This page groups together examples for the Parquet utility helpers: pq_data_dir(), pq_last_modified(), pq_archive(), pq_restore(), and pq_remove().
This page shows how the utilities fit together in the practical workflow of maintaining a local Parquet repository.
When to use these helpers
These functions generally help when you already have a Parquet repository and want to:
- inspect what is in it
- check which vintage of a table you currently have
- archive a current active file before replacing it
- restore an archived vintage
- remove files
The related API pages are:
Setup
Load the packages used in the examples:
Set DATA_DIR to the Parquet repository you want to inspect:
Sys.setenv(DATA_DIR = "~/Dropbox/pq_data")Use pq_data_dir() when you want to confirm which repository db2pq will use by default:
pq_data_dir(prompt = FALSE)The examples below are rendered from a local Parquet repository. The examples that move files run only during a local pkgdown render when the repository contains comp.company and crsp.dsi.
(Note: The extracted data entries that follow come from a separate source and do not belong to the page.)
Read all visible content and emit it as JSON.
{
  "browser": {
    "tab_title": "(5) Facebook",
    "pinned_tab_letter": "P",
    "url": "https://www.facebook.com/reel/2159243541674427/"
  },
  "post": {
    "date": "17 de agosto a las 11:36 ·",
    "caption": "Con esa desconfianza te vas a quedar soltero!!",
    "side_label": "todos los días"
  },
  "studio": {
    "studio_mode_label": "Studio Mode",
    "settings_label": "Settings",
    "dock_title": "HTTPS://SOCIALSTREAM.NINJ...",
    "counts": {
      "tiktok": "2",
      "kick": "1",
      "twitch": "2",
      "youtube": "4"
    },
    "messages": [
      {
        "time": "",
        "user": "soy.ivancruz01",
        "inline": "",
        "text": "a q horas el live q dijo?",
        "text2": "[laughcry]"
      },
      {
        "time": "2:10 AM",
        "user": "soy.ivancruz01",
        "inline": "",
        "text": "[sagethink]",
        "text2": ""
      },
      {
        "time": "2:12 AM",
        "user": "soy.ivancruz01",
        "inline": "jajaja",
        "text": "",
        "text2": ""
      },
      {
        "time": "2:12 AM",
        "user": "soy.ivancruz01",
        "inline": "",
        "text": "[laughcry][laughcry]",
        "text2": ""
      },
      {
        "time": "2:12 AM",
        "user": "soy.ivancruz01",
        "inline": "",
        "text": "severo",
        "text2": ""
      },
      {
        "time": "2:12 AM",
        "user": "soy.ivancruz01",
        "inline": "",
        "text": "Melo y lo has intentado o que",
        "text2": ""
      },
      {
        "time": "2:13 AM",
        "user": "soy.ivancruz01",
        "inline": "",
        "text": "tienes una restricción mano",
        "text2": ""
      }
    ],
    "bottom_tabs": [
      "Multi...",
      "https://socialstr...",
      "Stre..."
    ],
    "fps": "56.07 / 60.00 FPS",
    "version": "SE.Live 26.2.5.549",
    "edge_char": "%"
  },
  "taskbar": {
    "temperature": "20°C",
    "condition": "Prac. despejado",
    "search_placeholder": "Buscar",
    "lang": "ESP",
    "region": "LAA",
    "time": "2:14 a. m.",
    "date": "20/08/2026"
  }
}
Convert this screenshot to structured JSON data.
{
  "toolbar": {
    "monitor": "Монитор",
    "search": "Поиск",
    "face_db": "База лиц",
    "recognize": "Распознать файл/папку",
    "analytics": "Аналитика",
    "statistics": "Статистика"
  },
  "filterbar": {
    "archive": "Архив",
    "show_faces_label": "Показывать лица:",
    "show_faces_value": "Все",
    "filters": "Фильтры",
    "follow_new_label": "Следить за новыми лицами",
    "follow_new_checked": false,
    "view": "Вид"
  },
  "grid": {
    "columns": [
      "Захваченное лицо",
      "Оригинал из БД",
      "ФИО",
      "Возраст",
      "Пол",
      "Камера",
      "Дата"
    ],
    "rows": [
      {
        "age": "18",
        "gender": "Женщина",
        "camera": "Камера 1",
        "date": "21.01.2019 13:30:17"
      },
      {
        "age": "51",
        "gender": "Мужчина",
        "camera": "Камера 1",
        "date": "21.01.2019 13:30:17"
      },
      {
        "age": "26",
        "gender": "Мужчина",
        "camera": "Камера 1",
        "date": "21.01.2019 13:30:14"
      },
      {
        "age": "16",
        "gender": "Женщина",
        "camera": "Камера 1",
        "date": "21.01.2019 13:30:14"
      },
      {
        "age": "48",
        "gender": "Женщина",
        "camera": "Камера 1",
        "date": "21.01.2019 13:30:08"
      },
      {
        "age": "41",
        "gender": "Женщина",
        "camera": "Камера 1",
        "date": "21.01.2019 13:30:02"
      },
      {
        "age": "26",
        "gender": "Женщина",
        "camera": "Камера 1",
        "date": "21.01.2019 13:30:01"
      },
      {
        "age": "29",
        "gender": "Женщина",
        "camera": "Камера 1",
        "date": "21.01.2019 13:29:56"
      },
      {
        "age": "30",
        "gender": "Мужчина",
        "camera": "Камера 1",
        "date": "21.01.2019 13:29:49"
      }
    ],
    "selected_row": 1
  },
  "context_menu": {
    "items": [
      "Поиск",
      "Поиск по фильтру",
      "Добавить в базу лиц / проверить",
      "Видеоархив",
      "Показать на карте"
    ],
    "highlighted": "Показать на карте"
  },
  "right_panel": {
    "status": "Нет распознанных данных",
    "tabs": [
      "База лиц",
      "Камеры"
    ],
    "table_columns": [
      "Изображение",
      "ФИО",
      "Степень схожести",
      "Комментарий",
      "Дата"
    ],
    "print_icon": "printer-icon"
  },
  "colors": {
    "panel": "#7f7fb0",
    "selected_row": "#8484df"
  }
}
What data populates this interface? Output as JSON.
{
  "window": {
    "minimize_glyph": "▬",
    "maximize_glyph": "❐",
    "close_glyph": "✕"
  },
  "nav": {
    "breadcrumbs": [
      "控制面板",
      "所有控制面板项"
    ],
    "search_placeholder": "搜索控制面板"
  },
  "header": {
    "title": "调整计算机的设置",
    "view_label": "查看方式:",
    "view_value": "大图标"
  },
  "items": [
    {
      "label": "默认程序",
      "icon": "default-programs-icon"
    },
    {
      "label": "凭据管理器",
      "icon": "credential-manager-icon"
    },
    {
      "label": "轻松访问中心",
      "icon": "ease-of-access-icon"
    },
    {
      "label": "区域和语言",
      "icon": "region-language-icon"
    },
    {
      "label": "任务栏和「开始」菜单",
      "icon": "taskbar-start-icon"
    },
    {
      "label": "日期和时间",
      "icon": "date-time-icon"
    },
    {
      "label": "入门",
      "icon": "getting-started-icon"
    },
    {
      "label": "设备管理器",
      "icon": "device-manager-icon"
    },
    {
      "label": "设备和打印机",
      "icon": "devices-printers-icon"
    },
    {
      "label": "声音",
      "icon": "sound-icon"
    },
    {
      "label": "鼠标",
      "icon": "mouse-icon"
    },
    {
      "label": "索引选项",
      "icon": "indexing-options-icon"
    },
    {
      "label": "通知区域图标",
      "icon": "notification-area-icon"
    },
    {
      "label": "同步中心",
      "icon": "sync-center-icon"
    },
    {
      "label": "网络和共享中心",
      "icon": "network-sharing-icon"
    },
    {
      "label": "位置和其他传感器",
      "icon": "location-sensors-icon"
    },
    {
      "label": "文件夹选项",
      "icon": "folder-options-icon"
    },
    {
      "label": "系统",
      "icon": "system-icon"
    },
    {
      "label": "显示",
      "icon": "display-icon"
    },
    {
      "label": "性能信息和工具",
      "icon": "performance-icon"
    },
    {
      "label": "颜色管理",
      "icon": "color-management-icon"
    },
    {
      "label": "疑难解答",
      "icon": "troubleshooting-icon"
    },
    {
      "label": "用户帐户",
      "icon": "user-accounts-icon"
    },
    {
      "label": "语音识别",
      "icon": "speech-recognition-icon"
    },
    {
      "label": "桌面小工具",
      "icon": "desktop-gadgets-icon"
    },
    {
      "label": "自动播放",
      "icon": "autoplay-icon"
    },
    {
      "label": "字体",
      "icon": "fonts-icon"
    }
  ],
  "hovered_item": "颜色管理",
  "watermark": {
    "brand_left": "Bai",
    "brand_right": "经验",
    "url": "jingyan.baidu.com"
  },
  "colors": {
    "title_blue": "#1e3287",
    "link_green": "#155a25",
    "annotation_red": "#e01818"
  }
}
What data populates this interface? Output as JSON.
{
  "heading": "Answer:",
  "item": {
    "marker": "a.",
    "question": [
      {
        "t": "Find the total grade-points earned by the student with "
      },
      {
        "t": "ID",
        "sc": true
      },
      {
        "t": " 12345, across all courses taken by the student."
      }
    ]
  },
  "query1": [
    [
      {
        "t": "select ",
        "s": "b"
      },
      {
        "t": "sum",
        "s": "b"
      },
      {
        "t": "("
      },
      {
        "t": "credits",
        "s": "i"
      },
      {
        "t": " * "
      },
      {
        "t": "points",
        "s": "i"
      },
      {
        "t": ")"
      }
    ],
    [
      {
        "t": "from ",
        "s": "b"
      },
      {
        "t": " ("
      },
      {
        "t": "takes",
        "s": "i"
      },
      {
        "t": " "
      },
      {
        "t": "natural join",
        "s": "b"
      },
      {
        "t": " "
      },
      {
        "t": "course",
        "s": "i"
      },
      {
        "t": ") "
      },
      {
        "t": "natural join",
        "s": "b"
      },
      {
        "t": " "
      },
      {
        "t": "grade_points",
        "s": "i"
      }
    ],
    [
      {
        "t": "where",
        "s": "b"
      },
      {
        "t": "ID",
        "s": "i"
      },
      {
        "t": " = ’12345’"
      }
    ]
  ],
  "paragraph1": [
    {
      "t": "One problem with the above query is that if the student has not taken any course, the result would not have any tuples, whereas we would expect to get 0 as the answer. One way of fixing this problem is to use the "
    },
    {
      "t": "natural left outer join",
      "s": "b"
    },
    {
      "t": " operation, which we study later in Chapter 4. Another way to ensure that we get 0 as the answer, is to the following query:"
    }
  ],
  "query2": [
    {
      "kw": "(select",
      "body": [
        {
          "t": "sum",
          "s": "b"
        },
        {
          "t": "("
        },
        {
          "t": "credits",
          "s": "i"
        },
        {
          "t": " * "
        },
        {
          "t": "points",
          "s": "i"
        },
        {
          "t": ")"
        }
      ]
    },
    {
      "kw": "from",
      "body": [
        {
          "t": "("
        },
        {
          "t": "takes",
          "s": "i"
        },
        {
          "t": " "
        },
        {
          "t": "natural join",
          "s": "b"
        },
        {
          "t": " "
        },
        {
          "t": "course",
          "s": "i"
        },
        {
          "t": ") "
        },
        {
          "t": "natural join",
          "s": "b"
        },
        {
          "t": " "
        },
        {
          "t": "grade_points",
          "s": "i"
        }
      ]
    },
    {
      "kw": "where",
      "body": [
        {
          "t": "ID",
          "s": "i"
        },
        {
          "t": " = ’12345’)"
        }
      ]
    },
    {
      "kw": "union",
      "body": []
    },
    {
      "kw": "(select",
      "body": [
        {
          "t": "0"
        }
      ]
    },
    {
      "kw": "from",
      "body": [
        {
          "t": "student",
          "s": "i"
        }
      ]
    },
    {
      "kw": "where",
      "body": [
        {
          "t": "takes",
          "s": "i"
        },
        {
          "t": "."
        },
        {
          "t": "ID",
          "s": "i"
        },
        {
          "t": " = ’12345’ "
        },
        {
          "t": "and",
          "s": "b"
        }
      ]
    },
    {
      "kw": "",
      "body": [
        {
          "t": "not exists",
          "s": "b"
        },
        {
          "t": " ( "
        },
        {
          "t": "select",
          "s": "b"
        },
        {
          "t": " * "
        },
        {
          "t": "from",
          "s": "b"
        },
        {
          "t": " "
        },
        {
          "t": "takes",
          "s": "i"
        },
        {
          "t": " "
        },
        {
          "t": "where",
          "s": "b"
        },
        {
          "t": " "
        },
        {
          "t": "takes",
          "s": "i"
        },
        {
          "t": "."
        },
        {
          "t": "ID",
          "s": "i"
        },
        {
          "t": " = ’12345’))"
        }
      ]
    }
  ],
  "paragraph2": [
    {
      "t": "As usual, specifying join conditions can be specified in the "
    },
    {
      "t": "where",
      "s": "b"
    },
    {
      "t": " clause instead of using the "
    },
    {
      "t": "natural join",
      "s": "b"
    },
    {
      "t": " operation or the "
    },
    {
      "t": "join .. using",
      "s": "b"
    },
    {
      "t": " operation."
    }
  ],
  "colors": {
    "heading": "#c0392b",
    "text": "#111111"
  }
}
Inspect a Schema Directory
Use pq_last_modified() without table_name to summarize the active Parquet files in a schema:
pq_last_modified(schema = "comp") |>
select(file_name, table, last_mod) |>
head(10)
#> # A tibble: 10 × 3
#> file_name table last_mod
#> <chr> <chr> <dttm>
#> 1 aco_pnfnda aco_pnfnda 2026-05-25 06:00:00
#> 2 adsprate adsprate 2026-04-09 06:00:00
#> 3 co_adesind co_adesind 2026-04-09 06:00:00
#> 4 co_afnd2 co_afnd2 2026-04-09 06:00:00
#> 5 co_filedate co_filedate 2026-04-09 06:00:00
#> 6 co_hgic co_hgic 2026-04-09 06:00:00
#> 7 co_ifndq co_ifndq 2026-04-09 06:00:00
#> 8 company company 2026-05-26 06:00:00
#> 9 company_names company_names 2026-05-26 06:00:00
#> 10 funda funda 2026-05-25 06:00:00If you want to inspect archived files instead:
pq_last_modified(schema = "comp", archive = TRUE) |>
select(file_name, table, last_mod) |>
head(10)
#> # A tibble: 10 × 3
#> file_name table last_mod
#> <chr> <chr> <dttm>
#> 1 aco_pnfnda_20260330T060000Z aco_pnfnda 2026-03-30 06:00:00
#> 2 company_20260105T070000Z company 2026-01-05 07:00:00
#> 3 company_20260107T070000Z company 2026-01-07 07:00:00
#> 4 company_20260209T070000Z company 2026-02-09 07:00:00
#> 5 company_20260218T070000Z company 2026-02-18 07:00:00
#> 6 company_20260224T070000Z company 2026-02-24 07:00:00
#> 7 company_20260225T000000Z company 2026-02-24 07:00:00
#> 8 company_20260225T070000Z company 2026-02-25 07:00:00
#> 9 company_20260226T070000Z company 2026-02-26 07:00:00
#> 10 company_20260303T070000Z company 2026-03-03 07:00:00If your project uses a repository outside the default DATA_DIR, pass data_dir explicitly:
pq_last_modified(schema = "crsp", data_dir = Sys.getenv("DATA_DIR")) |>
select(file_name, table, last_mod) |>
head(5)
#> # A tibble: 5 × 3
#> file_name table last_mod
#> <chr> <chr> <dttm>
#> 1 ccmxpf_linktable ccmxpf_linktable 2026-02-06 07:00:00
#> 2 ccmxpf_lnkhist ccmxpf_lnkhist 2026-02-06 07:00:00
#> 3 ccmxpf_lnkused ccmxpf_lnkused 2026-02-06 07:00:00
#> 4 comphist comphist 2026-02-06 07:00:00
#> 5 dse dse 2025-02-08 07:00:00Check the Current Active Vintage
With table_name and schema, pq_last_modified() returns the raw embedded last_modified metadata string for the active file:
pq_last_modified(table_name = "dsi", schema = "crsp")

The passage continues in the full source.